〔美〕亨利·魏斯梅爾
在這個所有人都是旅行家的時代,旅游已經迅速成長為一項最“民主”的產業。50年以前,當你爺爺奶奶好不容易攢夠錢準備出去玩一趟的時候,旅行還是一項跟靈魂有關的活動,經驗豐富的旅行者通常還都有著傳奇的個人經歷。直到嬰兒潮的一代長大后,出國旅游突然成了家常便飯,90后們隨之變成了躍躍欲試的新一代驢友;再加上“空檔年”的盛行,更是讓人在成為大學生和敲鍵盤的中產者這段時間,紛紛削尖腦袋擠上飛機,開始到處亂跑。
常識表明,旅行能讓人變得更為有趣,而且成為你生活中的重要組成部分。然而在越來越廣泛的國際好奇心、越來越失控的過度解讀,以及令人無法逃脫的高科技影響面前,旅行本身已開始不可避免地失去了使我們感到驚嘆的價值。
充斥著愚蠢信息的互聯網,形成了誰也逃不出去的無形迷宮。想想吧,你隨便抬頭就能看見天空飄來幾個字:你只能活一次。而這句話正是加劇這一現象的黑手。隨便走進一家旅館的酒吧,你會看到超過一半的人正窩在自己的數碼世界里感受“大自然”的偉大。平板電腦的LCD屏發出的光線,照亮一張張面無表情的臉。他們圍成一圈坐著,誰也不說話,注意力全放在他們剛剛“逃離”出來的老家;他們在點評網站上瀏覽著別人的評價,為自己選擇待會兒該去哪家餐廳吃飯。這種將整個世界縮減匯編的互聯網暴行,已經從根本上扼殺了我們自主探知這個世界的能力。
在這樣一個公開、平等、快節奏的世界中,我們開始用“做功課”來接觸未知領域,而不是花時間去真正體會和理解來自異域的文化。人們似乎越來越傾向于快速旅行的方式,在手機上標注好所有“不能錯過”的景點后,便忙著開始這種基于最低限度了解的“到此一游”。
真的,我絕不是在危言聳聽。當你坐上一輛穿越坦桑尼亞內陸的卡車,車上坐的全是跟你一樣的種族、來自同一個國家的游客,你們的卡車只能按規定線路行駛,只在會出現動物的固定地點停留,然后回到便捷精致的酒店里吃飯睡覺,再買一些從款式到價格都為你們而準備的皮革制品———這一切,顯然無法給你對非洲進行夸夸其談的資本,但你還是這么做了。

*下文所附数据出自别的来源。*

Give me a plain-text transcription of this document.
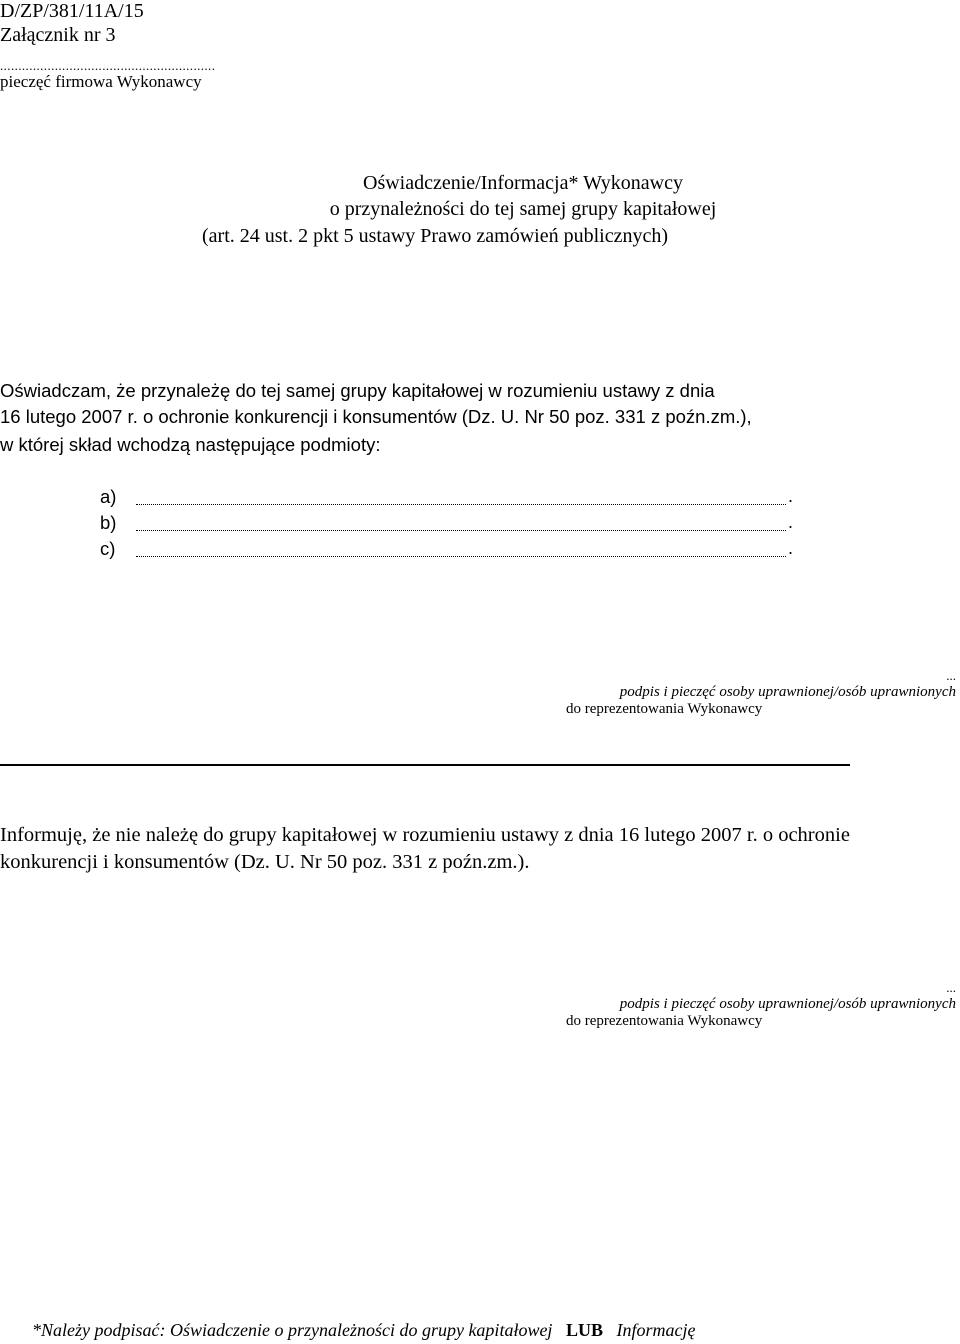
D/ZP/381/11A/15

Załącznik nr 3

...........................................................

pieczęć firmowa Wykonawcy

Oświadczenie/Informacja* Wykonawcy

o przynależności do tej samej grupy kapitałowej

(art. 24 ust. 2 pkt 5 ustawy Prawo zamówień publicznych)

Oświadczam, że przynależę do tej samej grupy kapitałowej w rozumieniu ustawy z dnia

16 lutego 2007 r. o ochronie konkurencji i konsumentów (Dz. U. Nr 50 poz. 331 z poźn.zm.),

w której skład wchodzą następujące podmioty:

a)	.

b)	.

c)	.

...

podpis i pieczęć osoby uprawnionej/osób uprawnionych

do reprezentowania Wykonawcy

Informuję, że nie należę do grupy kapitałowej w rozumieniu ustawy z dnia 16 lutego 2007 r. o ochronie

konkurencji i konsumentów (Dz. U. Nr 50 poz. 331 z poźn.zm.).

...

podpis i pieczęć osoby uprawnionej/osób uprawnionych

do reprezentowania Wykonawcy

*Należy podpisać: Oświadczenie o przynależności do grupy kapitałowej LUB Informację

從某種程度上說,我們對別人述說自己旅行經歷的厭煩,很有可能是出于嫉妒———說真的,你在過去半年都沉浸于沒完沒了的工作和逃避現實的酗酒當中,怎么可能會喜歡聽別人在世界另一頭享樂狂歡的經歷呢?但反過來說,任何覺得自己的故事有價值與別人分享的旅行者,其實也完全處于某種唯我論的自私主義妄想之中。
我們所忽略的事情是:真正的旅行并不僅僅是一種“經歷”,還應該在于你如何去感受未知。我們很多人進行旅行,其實是為了給自己積累“財富”(不管是故事、照片,還是人生經歷),而忘記了全身心地投入這陌生的環境,也忘記了享受那些令人意想不到的驚喜。我們已經成為消費旅行的一代人:好像如果沒有了數碼單反,馬丘比丘的霧色黎明根本就不復存在了一樣。
其實我這么說,也算是在自我反省。我是一個旅行作家,這意味著我也是一個不想工作的“到此一游”型驢友:我依靠我的旅行經歷,換取他人的金錢與尊重。因此我所謂的“旅行”,也只是一種抱著投資目的的自我暗示,并最終成為我的負擔:路上所要經歷的每一個地方,我都得事先做好功課,并且也得隨身帶著相機,簡直無聊極了。